Die innenpolitische Handlungsfähigkeit deutscher Bundesregierungen
Parteiensystem, Koalitionsregierungen und parlamentarische Mehrheitsverhältnisse
Eines der zentralen Kennzeichen des "semisouveränen Staates" bei Katzenstein - die Vorherrschaft von Koalitionsregierungen - ist jedem deutschen Betrachter so vertraut, dass es scheinbar kaum der Erwähnung bedarf. Wie in der alten Bundesrepublik ist Regieren auf Bundesebene auch im vereinigten Deutschland praktisch nur in Koalitionen möglich. Das "klassische" Koalitionsformat in der Bundesrepublik ist trotz gelegentlicher Spekulationen über die Bildung einer "großen Koalition" die kleine Koalition (Kanzlerpartei plus Juniorpartner) geblieben. Die Vorherrschaft von Koalitionsregierungen auf Bundesebene ist in hohem Maße ein Spiegel der Kräfteverteilungen im Parteiensystem, obwohl hierfür vereinzelt auch tief verwurzelte politisch-kulturelle Vorbehalte gegenüber der möglichen Alternative von Einparteien-Minderheitsregierungen verantwortlich gemacht wurden.

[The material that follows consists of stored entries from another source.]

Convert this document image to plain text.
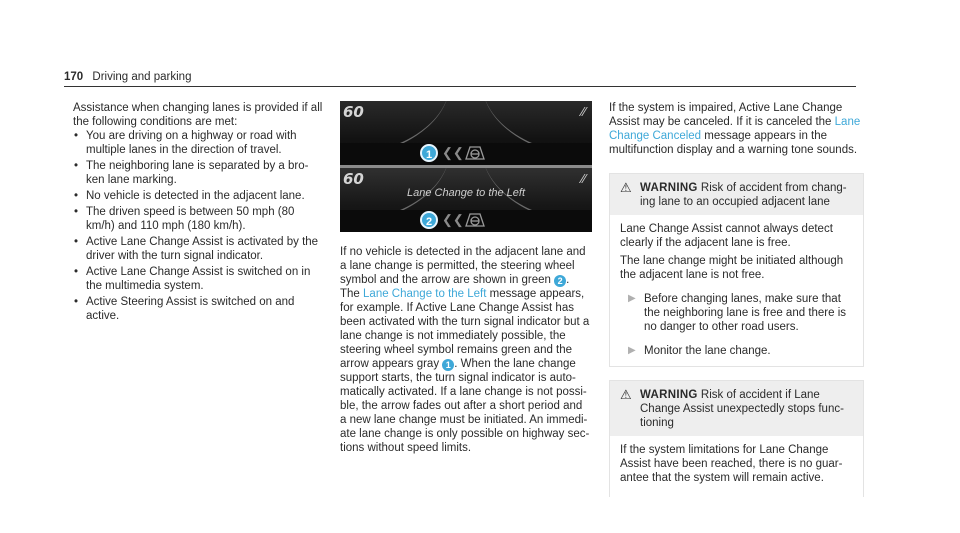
170 Driving and parking

Assistance when changing lanes is provided if all the following conditions are met:

• You are driving on a highway or road with multiple lanes in the direction of travel.
• The neighboring lane is separated by a bro-ken lane marking.
• No vehicle is detected in the adjacent lane.
• The driven speed is between 50 mph (80 km/h) and 110 mph (180 km/h).
• Active Lane Change Assist is activated by the driver with the turn signal indicator.
• Active Lane Change Assist is switched on in the multimedia system.
• Active Steering Assist is switched on and active.
60	∕∕
1 ❮❮
60	∕∕
Lane Change to the Left
2 ❮❮

If no vehicle is detected in the adjacent lane and a lane change is permitted, the steering wheel symbol and the arrow are shown in green 2 .
The Lane Change to the Left message appears, for example. If Active Lane Change Assist has been activated with the turn signal indicator but a lane change is not immediately possible, the steering wheel symbol remains green and the arrow appears gray 1 . When the lane change support starts, the turn signal indicator is auto-matically activated. If a lane change is not possi-ble, the arrow fades out after a short period and a new lane change must be initiated. An immedi-ate lane change is only possible on highway sec-tions without speed limits.

If the system is impaired, Active Lane Change Assist may be canceled. If it is canceled the Lane Change Canceled message appears in the multifunction display and a warning tone sounds.

⚠ WARNING Risk of accident from chang-ing lane to an occupied adjacent lane

Lane Change Assist cannot always detect clearly if the adjacent lane is free.

The lane change might be initiated although the adjacent lane is not free.

▶ Before changing lanes, make sure that the neighboring lane is free and there is no danger to other road users.
▶ Monitor the lane change.
⚠ WARNING Risk of accident if Lane Change Assist unexpectedly stops func-tioning

If the system limitations for Lane Change Assist have been reached, there is no guar-antee that the system will remain active.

Die Kontinuität des Parteiensystems, die auf der gouvernementalen Ebene reflektiert wird, ist jedoch zum Teil nur eine scheinbare. Gegenüber den achtziger Jahren gibt es in der Berliner Republik deutliche Veränderungen. Zu nennen ist hier zunächst der offensichtliche Verlust einer strukturellen Mehrheit zugunsten der Christdemokratie, die zu den zentralen Charakteristika des Parteiensystems der alten Bundesrepublik gehörte.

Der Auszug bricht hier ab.